I understand my choices are hard to understand, but it’s complex. I am who I am, I knew this life was for me, and while I would love to give it all up and become a normal person with a normal job (God forbid), I can’t even if I tried, and nor do I want to. And someone else’s judgment and opinion does not pay my bills.
It’s 2021, the world has changed and women can do what the F they want with their lives and bodies, and they can write, sing, dance about it should they do so please.
And I am certainly not alone.
There are a lot of women, normal, professional career women who book me for mentoring, who nervously sit on my sofa with a mug of green tea and my dog nestled up the them, confessing it’s a path they secretly desire for themselves.
The kinds of women I have met include doctors, lawyers, bankers, TV personalities, school mums, a woman from the ATO, flight attendants, journalists; even a woman who was on five boards and spoke four languages. The doctors tell me they stick enough fingers up bottoms to know the physical aspect wouldn’t bother them, the lawyers tell me they are sick of office politics and long hours, a few school mums said they crave a secret life and a more flexible lifestyle, and the woman from the ATO told me she was absolutely no way going to pay tax on the money she would earn as an escort.
And they tell me the same thing time and time again: they are sick of dating/their husbands, having had a nasty divorce, or a string of failed relationships, and most importantly they say, they ‘love sex.’
The loving sex line always makes me smile. I gave them the same response. “Don’t do this job for the sex, because you will have more sex in your public life than professional one.”
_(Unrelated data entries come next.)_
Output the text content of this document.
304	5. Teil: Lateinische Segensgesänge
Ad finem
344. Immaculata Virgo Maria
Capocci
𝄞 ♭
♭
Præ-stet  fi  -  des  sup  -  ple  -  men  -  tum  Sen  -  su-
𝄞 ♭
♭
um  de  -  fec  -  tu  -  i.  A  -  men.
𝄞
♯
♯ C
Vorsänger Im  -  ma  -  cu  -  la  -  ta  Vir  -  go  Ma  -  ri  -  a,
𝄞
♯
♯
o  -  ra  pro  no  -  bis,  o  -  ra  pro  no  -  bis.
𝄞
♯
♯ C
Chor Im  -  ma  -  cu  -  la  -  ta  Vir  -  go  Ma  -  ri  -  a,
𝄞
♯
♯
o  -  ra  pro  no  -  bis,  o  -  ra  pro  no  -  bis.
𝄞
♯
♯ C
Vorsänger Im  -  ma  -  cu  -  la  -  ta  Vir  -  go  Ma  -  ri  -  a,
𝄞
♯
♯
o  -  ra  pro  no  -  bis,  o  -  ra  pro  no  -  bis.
If you’ve been following me for a while, you would know that escorting isn’t about sex. It’s about connection, and it’s about compassion. SO what makes a good escort? (In my opinion only):
- You are a good listener. Escorting dates are not about you. While clients are keen to get to know you, they really don’t want to hear about your boyfriend problems, health issues and family problems. They are paying for a service. The service is about you giving them what they need: mainly a safe non-judgmental space. It’s about them, not you. My skills as a journalist come in very handy; I know what questions to ask to ensure the client feels comfortable and I know how to listen.
- You are comfortable with your body. Guess what – in the ten years I have been Samantha, and with all the women I have met in the industry, not one of them has had a perfect body. They’ve been curvy, wrinkly, they have cellulite, lumps and bumps and so on (myself included). But there is one thing they have in common: confidence. They love their bodies (or make peace with them), and they’re lights on women. And that’s the number one thing I think makes you good in bed – you love your body, because a man will no matter what. Despite what people think, your confidence soars as an escort.
- You genuinely like men. Don’t do this job if you hate men or if you’re seeking revenge on men or a man, and just doing it for the money even though the sight of a man makes you cringe. Not only will this be soul-destroying for you, and I would worry about your mental health, but a man can sense it a mile off. I love men, I make no secret of loving men, I feel very comfortable with men, and I genuinely enjoy their company and think they’re funny. Ive had more issues in my life with women than I have men, who I believe are pretty simple (in an endearing way). They are always quietly terrified when they walk through the door, which makes me love them even more. If you spend the whole date hating them, or if their touch makes your skin crawl, and you just want to take the money and run, then get another job. Your mental health will suffer big time.